With the Livebook, yes, but I used this in Phoenix:

{:ok, resnet} = Bumblebee.load_model({:hf, model})
{:ok, featurizer} = Bumblebee.load_featurizer({:hf, model})

serving = 
 Bumblebee.Vision.image_classification(resnet, featurizer,
   defn_options: [compiler: EXLA],
   top_k: 1,
   compile: [batch_size: 10]
 )
{:ok, image} = Vix.Vips.Image.new_from_file("/.../my-image.webp")
{:ok, %Vix.Tensor{data: data, shape: shape, names: names, type: type}} =
      Vix.Vips.Image.write_to_tensor(image)

t_img = Nx.from_binary(data, type) |> Nx.reshape(shape, names: names)

%{predictions: predictions} = Nx.Serving.run(serving, t_img)
predictions

This doesn’t compile neither, or I don’t know how: {:kino_bumblebee, git: "https://github.com/livebook-dev/kino_bumblebee", branch: "main", override: true}

I think this is a bug in Vix, the binary is laid out as {height, width, channels}, but Vix returns {width, height, channels}.

This doesn’t compile neither, or I don’t know how

You can use kino_bumblebee 0.4.0 and livebook main. What error are you getting?
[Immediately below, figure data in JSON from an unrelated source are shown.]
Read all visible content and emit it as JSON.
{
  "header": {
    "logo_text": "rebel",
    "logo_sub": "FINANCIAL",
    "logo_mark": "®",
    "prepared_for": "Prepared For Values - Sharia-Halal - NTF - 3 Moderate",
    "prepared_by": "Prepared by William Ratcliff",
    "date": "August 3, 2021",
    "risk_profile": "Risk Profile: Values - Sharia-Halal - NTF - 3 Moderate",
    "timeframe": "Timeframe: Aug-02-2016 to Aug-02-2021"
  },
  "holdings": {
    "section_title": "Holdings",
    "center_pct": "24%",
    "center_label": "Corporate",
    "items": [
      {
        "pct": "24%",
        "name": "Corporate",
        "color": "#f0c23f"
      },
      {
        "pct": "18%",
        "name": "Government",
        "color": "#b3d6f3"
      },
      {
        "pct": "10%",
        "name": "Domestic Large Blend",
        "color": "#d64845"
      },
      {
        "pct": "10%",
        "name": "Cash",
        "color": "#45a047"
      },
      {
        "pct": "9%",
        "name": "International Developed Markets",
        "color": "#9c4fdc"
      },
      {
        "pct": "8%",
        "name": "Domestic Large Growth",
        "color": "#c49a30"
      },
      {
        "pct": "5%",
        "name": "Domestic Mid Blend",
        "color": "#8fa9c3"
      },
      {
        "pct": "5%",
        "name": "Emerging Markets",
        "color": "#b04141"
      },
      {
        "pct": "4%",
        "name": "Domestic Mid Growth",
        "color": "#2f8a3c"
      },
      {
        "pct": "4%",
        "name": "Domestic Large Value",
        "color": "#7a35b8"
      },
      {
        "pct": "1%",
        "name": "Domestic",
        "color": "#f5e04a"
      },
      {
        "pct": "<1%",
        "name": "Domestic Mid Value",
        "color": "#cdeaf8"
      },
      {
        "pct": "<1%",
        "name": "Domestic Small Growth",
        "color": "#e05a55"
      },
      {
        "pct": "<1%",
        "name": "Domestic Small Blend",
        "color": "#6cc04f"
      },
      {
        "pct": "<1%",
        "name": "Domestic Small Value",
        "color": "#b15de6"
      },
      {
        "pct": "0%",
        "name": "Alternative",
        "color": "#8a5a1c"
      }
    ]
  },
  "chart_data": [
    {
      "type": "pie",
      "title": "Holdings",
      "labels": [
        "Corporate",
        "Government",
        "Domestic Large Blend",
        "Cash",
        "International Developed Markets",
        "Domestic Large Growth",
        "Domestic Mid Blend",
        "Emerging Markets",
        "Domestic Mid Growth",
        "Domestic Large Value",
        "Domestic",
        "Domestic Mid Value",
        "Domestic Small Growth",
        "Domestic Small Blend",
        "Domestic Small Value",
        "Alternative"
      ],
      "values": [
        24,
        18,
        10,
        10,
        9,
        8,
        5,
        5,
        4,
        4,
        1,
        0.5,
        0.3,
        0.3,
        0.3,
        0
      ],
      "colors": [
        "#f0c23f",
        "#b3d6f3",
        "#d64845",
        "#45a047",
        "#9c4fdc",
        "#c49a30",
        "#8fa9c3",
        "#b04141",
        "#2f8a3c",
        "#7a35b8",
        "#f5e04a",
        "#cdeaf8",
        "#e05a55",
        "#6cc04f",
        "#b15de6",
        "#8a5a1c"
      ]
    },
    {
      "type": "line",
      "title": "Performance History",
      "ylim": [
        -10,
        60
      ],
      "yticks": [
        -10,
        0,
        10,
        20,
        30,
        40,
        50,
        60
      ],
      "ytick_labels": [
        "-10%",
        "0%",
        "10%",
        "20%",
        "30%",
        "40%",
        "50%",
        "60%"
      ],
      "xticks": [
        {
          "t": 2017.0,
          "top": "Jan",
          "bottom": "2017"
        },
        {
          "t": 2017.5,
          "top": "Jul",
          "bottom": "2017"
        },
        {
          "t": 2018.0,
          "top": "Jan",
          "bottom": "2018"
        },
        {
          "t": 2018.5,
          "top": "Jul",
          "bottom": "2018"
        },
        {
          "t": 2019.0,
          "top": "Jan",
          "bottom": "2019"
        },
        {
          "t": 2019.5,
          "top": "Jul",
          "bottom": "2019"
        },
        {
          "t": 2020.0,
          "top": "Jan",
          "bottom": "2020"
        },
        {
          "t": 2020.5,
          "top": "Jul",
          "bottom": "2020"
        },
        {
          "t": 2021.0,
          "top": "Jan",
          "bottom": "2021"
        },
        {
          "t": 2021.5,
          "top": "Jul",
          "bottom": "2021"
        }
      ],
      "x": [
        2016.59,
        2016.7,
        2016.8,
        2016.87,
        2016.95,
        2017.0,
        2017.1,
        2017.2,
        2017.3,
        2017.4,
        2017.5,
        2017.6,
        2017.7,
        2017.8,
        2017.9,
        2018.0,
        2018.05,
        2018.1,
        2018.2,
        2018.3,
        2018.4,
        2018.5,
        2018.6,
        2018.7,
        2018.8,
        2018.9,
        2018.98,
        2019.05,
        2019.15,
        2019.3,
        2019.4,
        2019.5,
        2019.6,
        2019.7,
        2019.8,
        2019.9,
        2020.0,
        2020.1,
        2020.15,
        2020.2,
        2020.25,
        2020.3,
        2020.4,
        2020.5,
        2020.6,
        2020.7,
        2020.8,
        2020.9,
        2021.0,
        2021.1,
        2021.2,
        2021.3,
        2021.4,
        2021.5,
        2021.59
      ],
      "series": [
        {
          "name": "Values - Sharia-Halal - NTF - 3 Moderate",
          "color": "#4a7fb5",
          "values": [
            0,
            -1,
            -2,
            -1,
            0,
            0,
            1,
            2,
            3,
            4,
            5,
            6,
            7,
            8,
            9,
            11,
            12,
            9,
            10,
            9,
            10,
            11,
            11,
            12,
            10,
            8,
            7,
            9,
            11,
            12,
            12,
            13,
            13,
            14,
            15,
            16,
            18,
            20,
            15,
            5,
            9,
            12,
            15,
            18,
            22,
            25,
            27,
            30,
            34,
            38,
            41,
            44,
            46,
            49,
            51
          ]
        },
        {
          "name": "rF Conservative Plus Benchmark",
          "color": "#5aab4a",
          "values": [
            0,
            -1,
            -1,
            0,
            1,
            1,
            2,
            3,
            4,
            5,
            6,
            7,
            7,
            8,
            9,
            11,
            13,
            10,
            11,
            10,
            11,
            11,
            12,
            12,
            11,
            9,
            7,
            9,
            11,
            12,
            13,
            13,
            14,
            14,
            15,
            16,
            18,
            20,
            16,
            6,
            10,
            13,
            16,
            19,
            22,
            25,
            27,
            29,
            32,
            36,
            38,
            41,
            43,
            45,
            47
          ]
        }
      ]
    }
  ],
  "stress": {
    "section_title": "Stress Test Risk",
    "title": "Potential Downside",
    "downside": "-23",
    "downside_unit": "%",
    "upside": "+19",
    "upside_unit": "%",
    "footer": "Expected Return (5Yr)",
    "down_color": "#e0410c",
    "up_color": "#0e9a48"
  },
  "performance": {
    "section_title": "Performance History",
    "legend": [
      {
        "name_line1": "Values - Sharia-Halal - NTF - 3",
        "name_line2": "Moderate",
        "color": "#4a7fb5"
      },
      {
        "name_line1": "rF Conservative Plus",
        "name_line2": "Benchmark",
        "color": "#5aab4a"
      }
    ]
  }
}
I reported the bug at Wrong shape returned from write_to_tensor/1 · Issue #126 · akash-akya/vix · GitHub : )

It is in fact in Nx.shape that I did not pay attention… Thanks for finding this one.

Mix.install(
  [
    {:nx, "~> 0.6.2"},
    {:exla, "~> 0.6.1"},
    {:axon, "~> 0.6.0"},
    {:kino, "~> 0.11.0"},
    {:kino_bumblebee, git: "https://github.com/livebook-dev/kino_bumblebee", branch: "main"}
  ],
  config: [nx: [default_backend: EXLA.Backend]]
)

Nx.global_default_backend(EXLA.Backend)

gives me:

Unknown output format: %{chunk: false, text: "{\e[34mEXLA.Backend\e[0m, []}", type: :terminal_text}. If you're using Kino,
you may want to update Kino and Livebook to the latest version.

Yeah, you need to either run Livebook main (until the release next week) or use kino ~> 0.10.0 and kino_bumblebee ~> 0.3.0, sorry for the inconvenience : )

Well, then you start messing around with axon and nx versions because everyone wants another version. So it stopped there and tried to find out what my code on Phoenix was doing wrong. The picture was ok but indeed the Nx part was faulty. Anyway, I wait for the update. Thanks again!